Most people first age metabolically. The signs of metabolic aging often include diabetes, high cholesterol, and being overweight. When those conditions are causing aging, our first step is to try and reverse those processes and teach the metabolism to be most thrifty. When people have an excess of food, body weight, glucose, or insulin, the cells get lazy. Our longevity goal is to teach those cells to run more efficiently and to draw upon the excess resources that have been stockpiled. This slows down the aging process.

PC: At what age should people start working on their metabolic health?

EO: It’s much easier to treat these issues preventatively. The sooner the better. If you aren’t paying attention to this by the time you’re 50, you may already require some catching up.

PC: What is the next category where people most experience aging?

EO: The energy production system in our bodies. We make energy in the mitochondria of our cells. It’s a long biochemical process that involves many vitamin and mineral co-factors. Ultimately, it involves a key co-factor called NAD, which stands for nicotinamide adenine riboside. This is made from vitamin B3 and it’s the fuel that helps the mitochondria make energy.

Over time, we become low in NAD and other nutrients through poor diet and an increased need for NAD in a less efficient body. When we don’t have enough NAD, we’re not making energy and people start to lose muscle mass and get weak. They experience lethargy and their mood is not as good. People start to develop brain fog and feel tired all the time. Energy production is a big piece of these symptoms and we address this by making sure that people don’t have nutrient deficiencies that are limiting their ability to make cellular energy.

PC: How do you determine what a patient’s nutrient deficiencies are?

EO: I always rely on blood tests to document and measure my results, especially for nutrient deficiencies that affect cognition. For example, choline and serine deficiencies contribute to cognitive aging but there is little awareness of the day-to-day dietary intake of these nutrients.

PC: How do you repair those nutrient deficiencies?

EO: We help people identify what foods they can increase in their diet to get specific nutrients. I also use IV micronutrient repletion because it delivers the highest doses of nutrients in fastest and most efficient manner. This approach is especially helpful for people with digestive issues; for people who have difficulty absorbing nutrients from food.
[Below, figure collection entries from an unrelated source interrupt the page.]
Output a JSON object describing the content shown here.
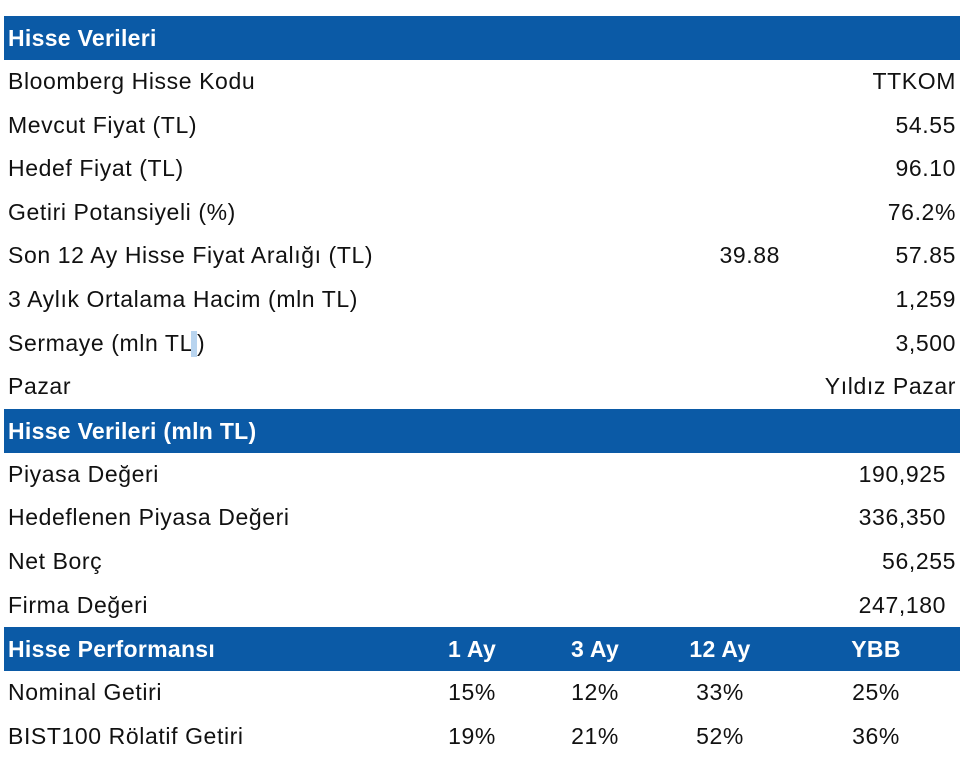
{
  "section1": {
    "title": "Hisse Verileri",
    "rows": [
      {
        "label": "Bloomberg Hisse Kodu",
        "value": "TTKOM"
      },
      {
        "label": "Mevcut Fiyat (TL)",
        "value": "54.55"
      },
      {
        "label": "Hedef Fiyat (TL)",
        "value": "96.10"
      },
      {
        "label": "Getiri Potansiyeli (%)",
        "value": "76.2%"
      },
      {
        "label": "Son 12 Ay Hisse Fiyat Aralığı (TL)",
        "low": "39.88",
        "value": "57.85"
      },
      {
        "label": "3 Aylık Ortalama Hacim (mln TL)",
        "value": "1,259"
      },
      {
        "label": "Sermaye (mln TL",
        "label_end": ")",
        "value": "3,500"
      },
      {
        "label": "Pazar",
        "value": "Yıldız Pazar"
      }
    ]
  },
  "section2": {
    "title": "Hisse Verileri (mln TL)",
    "rows": [
      {
        "label": "Piyasa Değeri",
        "value": "190,925"
      },
      {
        "label": "Hedeflenen Piyasa Değeri",
        "value": "336,350"
      },
      {
        "label": "Net Borç",
        "value": "56,255"
      },
      {
        "label": "Firma Değeri",
        "value": "247,180"
      }
    ]
  },
  "section3": {
    "title": "Hisse Performansı",
    "columns": [
      "1 Ay",
      "3 Ay",
      "12 Ay",
      "YBB"
    ],
    "rows": [
      {
        "label": "Nominal Getiri",
        "values": [
          "15%",
          "12%",
          "33%",
          "25%"
        ]
      },
      {
        "label": "BIST100 Rölatif Getiri",
        "values": [
          "19%",
          "21%",
          "52%",
          "36%"
        ]
      }
    ]
  },
  "colors": {
    "header_bg": "#0b5aa6",
    "header_text": "#ffffff",
    "body_text": "#111111"
  }
}
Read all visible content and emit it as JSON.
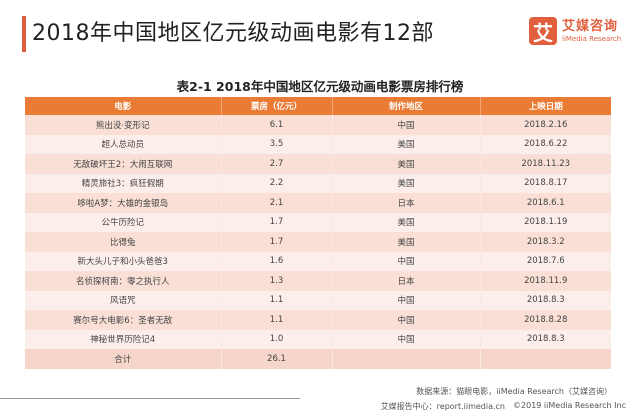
{
  "header": {
    "title": "2018年中国地区亿元级动画电影有12部",
    "accent_color": "#e0603e"
  },
  "logo": {
    "mark": "艾",
    "name_cn": "艾媒咨询",
    "name_en": "iiMedia Research"
  },
  "table": {
    "caption": "表2-1 2018年中国地区亿元级动画电影票房排行榜",
    "header_color": "#e97b35",
    "columns": [
      "电影",
      "票房（亿元）",
      "制作地区",
      "上映日期"
    ],
    "rows": [
      {
        "movie": "熊出没·变形记",
        "box_office": "6.1",
        "region": "中国",
        "date": "2018.2.16"
      },
      {
        "movie": "超人总动员",
        "box_office": "3.5",
        "region": "美国",
        "date": "2018.6.22"
      },
      {
        "movie": "无敌破坏王2：大闹互联网",
        "box_office": "2.7",
        "region": "美国",
        "date": "2018.11.23"
      },
      {
        "movie": "精灵旅社3：疯狂假期",
        "box_office": "2.2",
        "region": "美国",
        "date": "2018.8.17"
      },
      {
        "movie": "哆啦A梦：大雄的金银岛",
        "box_office": "2.1",
        "region": "日本",
        "date": "2018.6.1"
      },
      {
        "movie": "公牛历险记",
        "box_office": "1.7",
        "region": "美国",
        "date": "2018.1.19"
      },
      {
        "movie": "比得兔",
        "box_office": "1.7",
        "region": "美国",
        "date": "2018.3.2"
      },
      {
        "movie": "新大头儿子和小头爸爸3",
        "box_office": "1.6",
        "region": "中国",
        "date": "2018.7.6"
      },
      {
        "movie": "名侦探柯南：零之执行人",
        "box_office": "1.3",
        "region": "日本",
        "date": "2018.11.9"
      },
      {
        "movie": "风语咒",
        "box_office": "1.1",
        "region": "中国",
        "date": "2018.8.3"
      },
      {
        "movie": "赛尔号大电影6：圣者无敌",
        "box_office": "1.1",
        "region": "中国",
        "date": "2018.8.28"
      },
      {
        "movie": "神秘世界历险记4",
        "box_office": "1.0",
        "region": "中国",
        "date": "2018.8.3"
      }
    ],
    "total": {
      "label": "合计",
      "box_office": "26.1",
      "region": "",
      "date": ""
    }
  },
  "footer": {
    "source": "数据来源：猫眼电影，iiMedia Research（艾媒咨询）",
    "report_center": "艾媒报告中心：report.iimedia.cn",
    "copyright": "©2019  iiMedia Research  Inc"
  }
}
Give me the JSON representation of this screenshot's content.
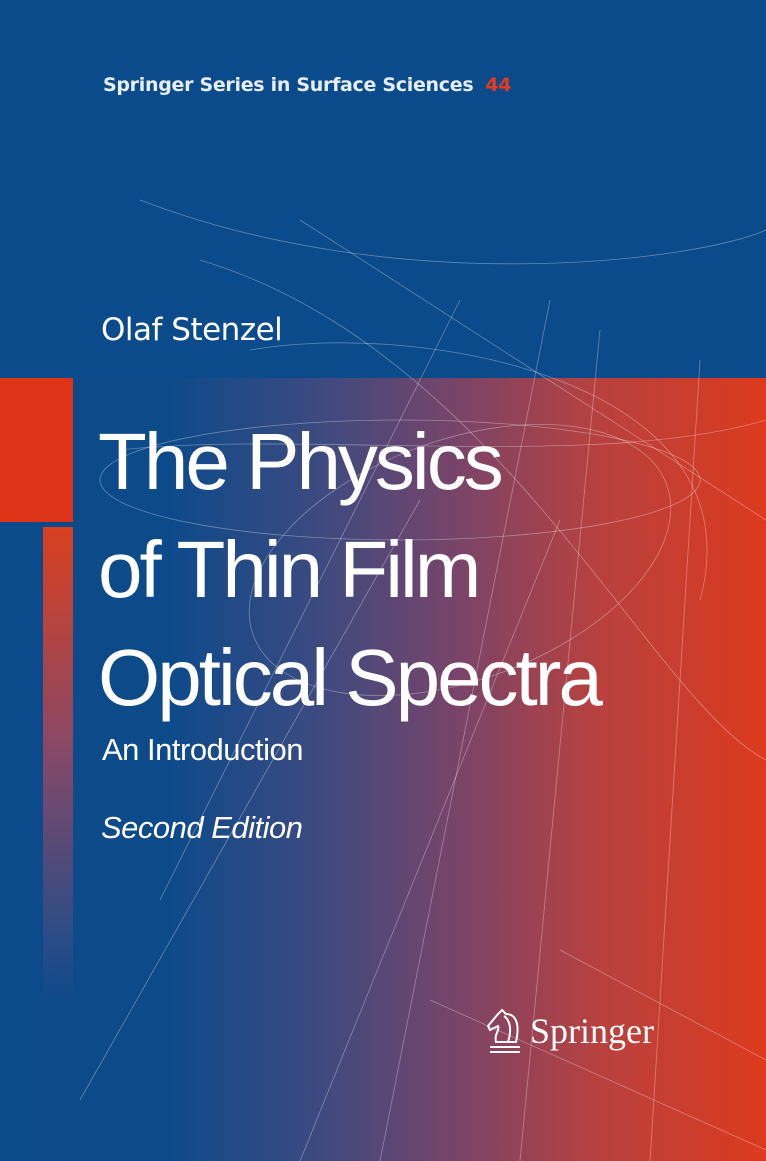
{
  "cover": {
    "series": "Springer Series in Surface Sciences",
    "series_number": "44",
    "author": "Olaf Stenzel",
    "title_lines": [
      "The Physics",
      "of Thin Film",
      "Optical Spectra"
    ],
    "subtitle": "An Introduction",
    "edition": "Second Edition",
    "publisher": "Springer",
    "publisher_icon": "knight-chess-piece-icon",
    "colors": {
      "blue": "#0b4a8b",
      "red": "#dd3418"
    }
  }
}
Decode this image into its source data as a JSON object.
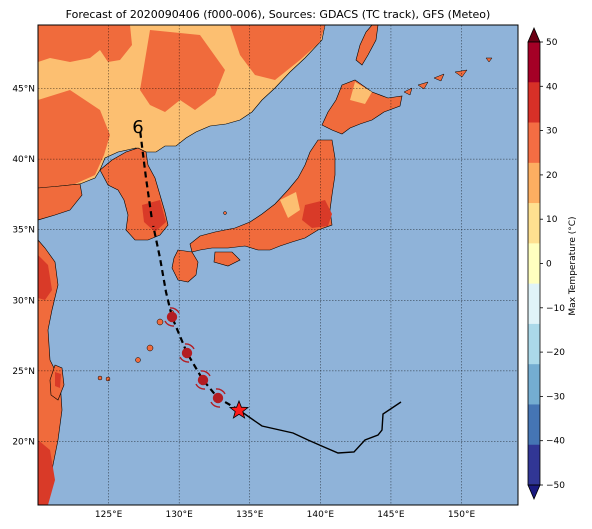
{
  "title": "Forecast of 2020090406 (f000-006), Sources: GDACS (TC track), GFS (Meteo)",
  "map": {
    "lon_range": [
      120,
      154
    ],
    "lat_range": [
      15.5,
      49.5
    ],
    "lon_ticks": [
      "125°E",
      "130°E",
      "135°E",
      "140°E",
      "145°E",
      "150°E"
    ],
    "lat_ticks": [
      "20°N",
      "25°N",
      "30°N",
      "35°N",
      "40°N",
      "45°N"
    ],
    "grid": true,
    "ocean_color": "#8fb3d9",
    "land_palette": {
      "10to20": "#fcbf71",
      "20to30": "#f06b3c",
      "30to35": "#d93a28",
      "35to40": "#b31d23"
    }
  },
  "colorbar": {
    "label": "Max Temperature (°C)",
    "ticks": [
      "50",
      "40",
      "30",
      "20",
      "10",
      "0",
      "−10",
      "−20",
      "−30",
      "−40",
      "−50"
    ],
    "colors": [
      "#6b0014",
      "#a50026",
      "#d73027",
      "#f46d43",
      "#fdae61",
      "#fee090",
      "#ffffbf",
      "#e0f3f8",
      "#abd9e9",
      "#74add1",
      "#4575b4",
      "#313695",
      "#1a1a80"
    ]
  },
  "track": {
    "current_position_marker": "red-star",
    "forecast_label": "6",
    "symbol": "tropical-cyclone-icon"
  }
}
Even if their diet is good, they could still be experiencing malabsorption.

PC: What are some of the other factors that contribute to aging?

EO: Hormonal health. Women experience menopause and men go through a similar process, though the decline for men happens a bit more gradually. Aging accelerates when we lose hormones and one of the major symptoms we see is loss of muscle mass and gaining weight. When I’m helping patients with anti-aging, we talk about bio-identical hormone replacement and stimulating the body’s own hormonal processes with peptides that stimulate growth hormone production.

PC: What role does the immune system play in healthy aging?

EO: We don’t want the immune system to be too active because that leads to autoimmune problems and uses up a lot of energy in the body, which can accelerate the aging process. We also don’t want the immune system to be underactive because we might get sick. After I identify a patient’s immune balance, we discuss ways we can modulate the immune process. I often use natural immune regulators like chaga mushrooms, but this is also where patients ask questions about off-label therapies like rapamycin.

PC: What can people do to start the process of increasing longevity?

EO: The most potent thing anyone can do is exercise. If somebody does not have an exercise program and is not working towards improving their physical fitness, they’re not doing everything they can to keep themselves healthy. After that, I encourage an individualized process because no two people are alike. In my practice, we specialize in this customized approach with lab testing and precision-focused anti-aging strategies that have the highest likelihood of success for each individual.